Le brodeur
de Bianca Joubert

critiqué par Nathavh, le 5 novembre 2017
( - 60 ans)


La note:  étoiles
Le brodeur
C'est parti pour "Québec en novembre", à la découverte d'auteurs québécois.. Je vous propose de découvrir le premier roman de Bianca Joubert. J'avais beaucoup aimé le second "Le léopard ne se déplace pas sans ses taches" lu l'an dernier. Direction le Sahel, le Burkina Fasso.

La narratrice qui s'adresse à nous à la première personne arrive pour un séjour de coopération dans un village de brousse à Bokin, elle nous emmène avec elle à la rencontre des habitants et des traditions du Sahel.

Le livre se partage en deux parties. Dans la première, Bianca Joubert nous propose à travers de courts chapitres de nous imprégner de la lumière du Sahel et du village de Bokin, de la générosité des habitants vivant dans un grand dénuement par rapport à notre mode de vie et notre société de consommation, des paysages enchanteurs à la terre rouge craquelée attendant que la pluie tombe. Elle nous invite à boire un thé autour des cendres du charbon, à regarder la télé avec une quarantaine de villageois tous pressés autour de la boîte magique..

Elle s'imprègne peu à peu du village, de ses habitants, des us et coutumes malgré la barrière de la langue. Elle nous parle de la polygamie, des femmes, de la religion mais aussi beaucoup de la sorcellerie et des fétiches très présents.

Elle vit au rythme de là-bas, s'intégrant et s'attachant de plus en plus à ce pays où plane encore l'ombre du Président Thomas Sankara assassiné en octobre 1987, il reste le symbole de la jeunesse.

Un homme la charme et la séduit, elle passe beaucoup de temps avec lui, il nous conte son métier, c'est le brodeur.

Dans la seconde partie, la narratrice est de retour au Québec depuis deux ans lorsqu'un messager, Salaam, vient à sa rencontre pour lui raconter son long voyage et l'histoire du brodeur. Bianca Joubert apporte ici un regard plus politique, plus journalistique en s'intéressant à l'immigration, à ce qui pousse le peuple à fuir le régime, à la répression et aux assassinats du pouvoir qui a commandité la disparition brutale de Thomas Sankara. aux conditions de voyage et la difficulté de trouver refuge ailleurs. Il faut dire que trente ans plus tard le peuple attend encore la justice.

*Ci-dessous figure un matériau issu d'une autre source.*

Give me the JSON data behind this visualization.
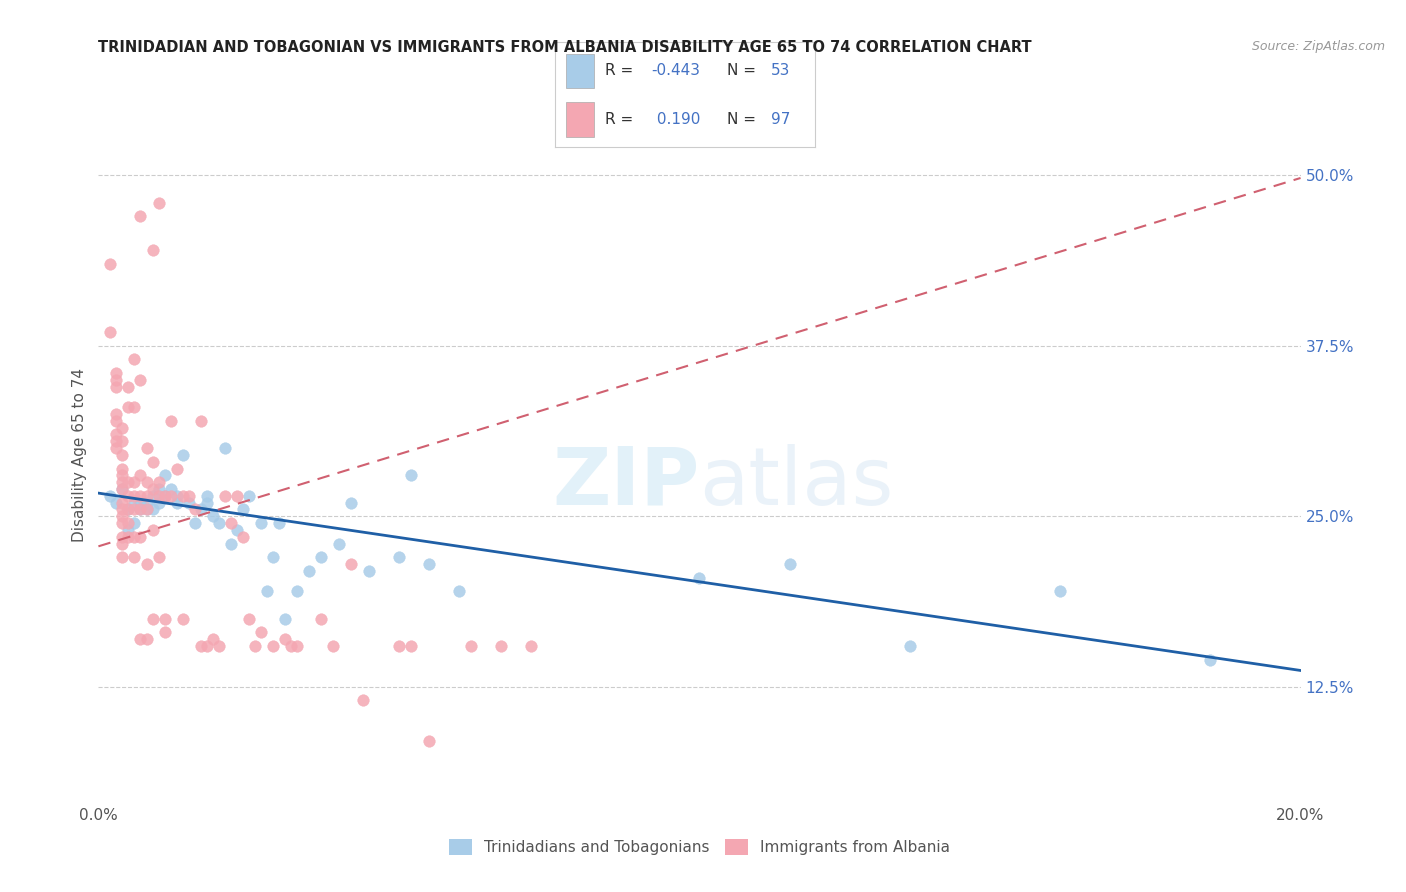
{
  "title": "TRINIDADIAN AND TOBAGONIAN VS IMMIGRANTS FROM ALBANIA DISABILITY AGE 65 TO 74 CORRELATION CHART",
  "source": "Source: ZipAtlas.com",
  "ylabel": "Disability Age 65 to 74",
  "xlim": [
    0.0,
    0.2
  ],
  "ylim": [
    0.04,
    0.55
  ],
  "x_ticks": [
    0.0,
    0.05,
    0.1,
    0.15,
    0.2
  ],
  "x_tick_labels": [
    "0.0%",
    "",
    "",
    "",
    "20.0%"
  ],
  "y_tick_labels_right": [
    "12.5%",
    "25.0%",
    "37.5%",
    "50.0%"
  ],
  "y_tick_values_right": [
    0.125,
    0.25,
    0.375,
    0.5
  ],
  "legend_labels": [
    "Trinidadians and Tobagonians",
    "Immigrants from Albania"
  ],
  "color_blue": "#a8cce8",
  "color_pink": "#f4a7b2",
  "trendline_blue_color": "#1f5fa6",
  "trendline_pink_color": "#d06070",
  "background_color": "#ffffff",
  "watermark_text": "ZIPatlas",
  "blue_scatter": [
    [
      0.002,
      0.265
    ],
    [
      0.003,
      0.26
    ],
    [
      0.004,
      0.27
    ],
    [
      0.005,
      0.24
    ],
    [
      0.005,
      0.255
    ],
    [
      0.006,
      0.245
    ],
    [
      0.006,
      0.26
    ],
    [
      0.007,
      0.255
    ],
    [
      0.007,
      0.26
    ],
    [
      0.008,
      0.255
    ],
    [
      0.008,
      0.26
    ],
    [
      0.009,
      0.265
    ],
    [
      0.009,
      0.255
    ],
    [
      0.01,
      0.27
    ],
    [
      0.01,
      0.26
    ],
    [
      0.011,
      0.265
    ],
    [
      0.011,
      0.28
    ],
    [
      0.012,
      0.27
    ],
    [
      0.013,
      0.26
    ],
    [
      0.013,
      0.265
    ],
    [
      0.014,
      0.295
    ],
    [
      0.015,
      0.26
    ],
    [
      0.016,
      0.245
    ],
    [
      0.017,
      0.255
    ],
    [
      0.018,
      0.26
    ],
    [
      0.018,
      0.265
    ],
    [
      0.019,
      0.25
    ],
    [
      0.02,
      0.245
    ],
    [
      0.021,
      0.3
    ],
    [
      0.022,
      0.23
    ],
    [
      0.023,
      0.24
    ],
    [
      0.024,
      0.255
    ],
    [
      0.025,
      0.265
    ],
    [
      0.027,
      0.245
    ],
    [
      0.028,
      0.195
    ],
    [
      0.029,
      0.22
    ],
    [
      0.03,
      0.245
    ],
    [
      0.031,
      0.175
    ],
    [
      0.033,
      0.195
    ],
    [
      0.035,
      0.21
    ],
    [
      0.037,
      0.22
    ],
    [
      0.04,
      0.23
    ],
    [
      0.042,
      0.26
    ],
    [
      0.045,
      0.21
    ],
    [
      0.05,
      0.22
    ],
    [
      0.052,
      0.28
    ],
    [
      0.055,
      0.215
    ],
    [
      0.06,
      0.195
    ],
    [
      0.1,
      0.205
    ],
    [
      0.115,
      0.215
    ],
    [
      0.135,
      0.155
    ],
    [
      0.16,
      0.195
    ],
    [
      0.185,
      0.145
    ]
  ],
  "pink_scatter": [
    [
      0.002,
      0.435
    ],
    [
      0.002,
      0.385
    ],
    [
      0.003,
      0.345
    ],
    [
      0.003,
      0.355
    ],
    [
      0.003,
      0.35
    ],
    [
      0.003,
      0.325
    ],
    [
      0.003,
      0.32
    ],
    [
      0.003,
      0.31
    ],
    [
      0.003,
      0.305
    ],
    [
      0.003,
      0.3
    ],
    [
      0.004,
      0.315
    ],
    [
      0.004,
      0.305
    ],
    [
      0.004,
      0.295
    ],
    [
      0.004,
      0.285
    ],
    [
      0.004,
      0.28
    ],
    [
      0.004,
      0.275
    ],
    [
      0.004,
      0.27
    ],
    [
      0.004,
      0.26
    ],
    [
      0.004,
      0.255
    ],
    [
      0.004,
      0.25
    ],
    [
      0.004,
      0.245
    ],
    [
      0.004,
      0.235
    ],
    [
      0.004,
      0.23
    ],
    [
      0.004,
      0.22
    ],
    [
      0.005,
      0.345
    ],
    [
      0.005,
      0.33
    ],
    [
      0.005,
      0.275
    ],
    [
      0.005,
      0.265
    ],
    [
      0.005,
      0.255
    ],
    [
      0.005,
      0.245
    ],
    [
      0.005,
      0.235
    ],
    [
      0.006,
      0.365
    ],
    [
      0.006,
      0.33
    ],
    [
      0.006,
      0.275
    ],
    [
      0.006,
      0.265
    ],
    [
      0.006,
      0.255
    ],
    [
      0.006,
      0.235
    ],
    [
      0.006,
      0.22
    ],
    [
      0.007,
      0.35
    ],
    [
      0.007,
      0.28
    ],
    [
      0.007,
      0.265
    ],
    [
      0.007,
      0.255
    ],
    [
      0.007,
      0.235
    ],
    [
      0.007,
      0.16
    ],
    [
      0.008,
      0.3
    ],
    [
      0.008,
      0.275
    ],
    [
      0.008,
      0.265
    ],
    [
      0.008,
      0.255
    ],
    [
      0.008,
      0.215
    ],
    [
      0.008,
      0.16
    ],
    [
      0.009,
      0.445
    ],
    [
      0.009,
      0.29
    ],
    [
      0.009,
      0.27
    ],
    [
      0.009,
      0.24
    ],
    [
      0.009,
      0.175
    ],
    [
      0.01,
      0.275
    ],
    [
      0.01,
      0.265
    ],
    [
      0.01,
      0.22
    ],
    [
      0.011,
      0.265
    ],
    [
      0.011,
      0.175
    ],
    [
      0.011,
      0.165
    ],
    [
      0.012,
      0.32
    ],
    [
      0.012,
      0.265
    ],
    [
      0.013,
      0.285
    ],
    [
      0.014,
      0.265
    ],
    [
      0.014,
      0.175
    ],
    [
      0.015,
      0.265
    ],
    [
      0.016,
      0.255
    ],
    [
      0.017,
      0.32
    ],
    [
      0.017,
      0.155
    ],
    [
      0.018,
      0.155
    ],
    [
      0.019,
      0.16
    ],
    [
      0.02,
      0.155
    ],
    [
      0.021,
      0.265
    ],
    [
      0.022,
      0.245
    ],
    [
      0.023,
      0.265
    ],
    [
      0.024,
      0.235
    ],
    [
      0.025,
      0.175
    ],
    [
      0.026,
      0.155
    ],
    [
      0.027,
      0.165
    ],
    [
      0.029,
      0.155
    ],
    [
      0.031,
      0.16
    ],
    [
      0.032,
      0.155
    ],
    [
      0.033,
      0.155
    ],
    [
      0.037,
      0.175
    ],
    [
      0.039,
      0.155
    ],
    [
      0.042,
      0.215
    ],
    [
      0.044,
      0.115
    ],
    [
      0.05,
      0.155
    ],
    [
      0.052,
      0.155
    ],
    [
      0.055,
      0.085
    ],
    [
      0.062,
      0.155
    ],
    [
      0.067,
      0.155
    ],
    [
      0.072,
      0.155
    ],
    [
      0.01,
      0.48
    ],
    [
      0.007,
      0.47
    ]
  ],
  "blue_trendline_x": [
    0.0,
    0.2
  ],
  "blue_trendline_y": [
    0.267,
    0.137
  ],
  "pink_trendline_x": [
    0.0,
    0.2
  ],
  "pink_trendline_y": [
    0.228,
    0.498
  ]
}
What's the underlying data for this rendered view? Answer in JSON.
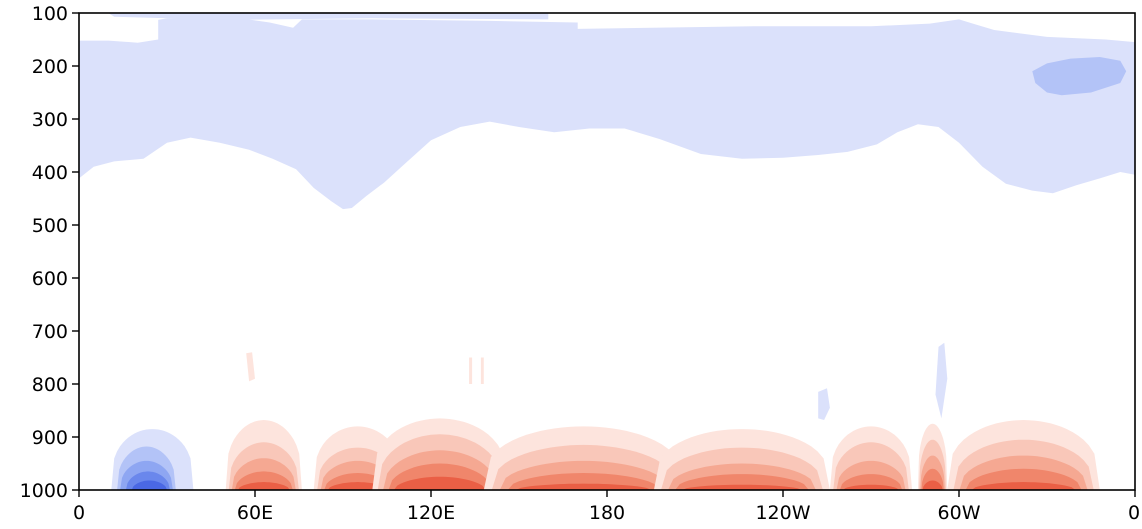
{
  "chart_data": {
    "type": "heatmap",
    "subtype": "filled-contour",
    "title": "",
    "xlabel": "",
    "ylabel": "",
    "x_ticks": [
      {
        "lon": 0,
        "label": "0"
      },
      {
        "lon": 60,
        "label": "60E"
      },
      {
        "lon": 120,
        "label": "120E"
      },
      {
        "lon": 180,
        "label": "180"
      },
      {
        "lon": 240,
        "label": "120W"
      },
      {
        "lon": 300,
        "label": "60W"
      },
      {
        "lon": 360,
        "label": "0"
      }
    ],
    "y_ticks": [
      100,
      200,
      300,
      400,
      500,
      600,
      700,
      800,
      900,
      1000
    ],
    "xlim": [
      0,
      360
    ],
    "ylim": [
      1000,
      100
    ],
    "colormap": "coolwarm (blue negative, white near zero, red positive)",
    "colors": {
      "neg1": "#dbe1fb",
      "neg2": "#b3c3f7",
      "neg3": "#8ea6f2",
      "neg4": "#6a87ec",
      "neg5": "#4a68e4",
      "pos1": "#fde4dd",
      "pos2": "#f9c7b9",
      "pos3": "#f5a892",
      "pos4": "#f0866b",
      "pos5": "#ea5f45"
    }
  }
}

Avec beaucoup de charme et de poésie, Bianca nous livre ici une écriture claire et lumineuse. C'est visuel, elle nous propose un vrai voyage.

Un premier roman très réussi.

Ma note : 8.5/10

Les jolies phrases

L'époque où j'ai appris que les battements du coeur sont la seule vraie mesure du temps.

L'élégance des gens d'ici, malgré le rude travail, la rareté de l'eau, la terre rouge qui vole sous les roues des mobylettes et envahit tout, me fascine.

Je me demande en pédalant si ceux qui n'ont pas de transistor, ne savent pas lire les journaux et côtoient rarement la télévision sont plus à l'abri des catastrophes du monde.

Dans le dénuement, j'ai trouvé l'abondance. A la différence que je peux, moi, repartir quand je le veux.

Ce qui est inachevé reste pour toujours merveilleux. Inépuisable. C'est ce qui m'a pris : l'envie de laisser cet amour sous verre, pour qu'il respire de lui-même, pour ne jamais le perdre dans la lassitude.

La grande traversée qui m'attendait, cette fois, c'était le passage non seulement d'une rive à une autre, mais d'une vie à une autre.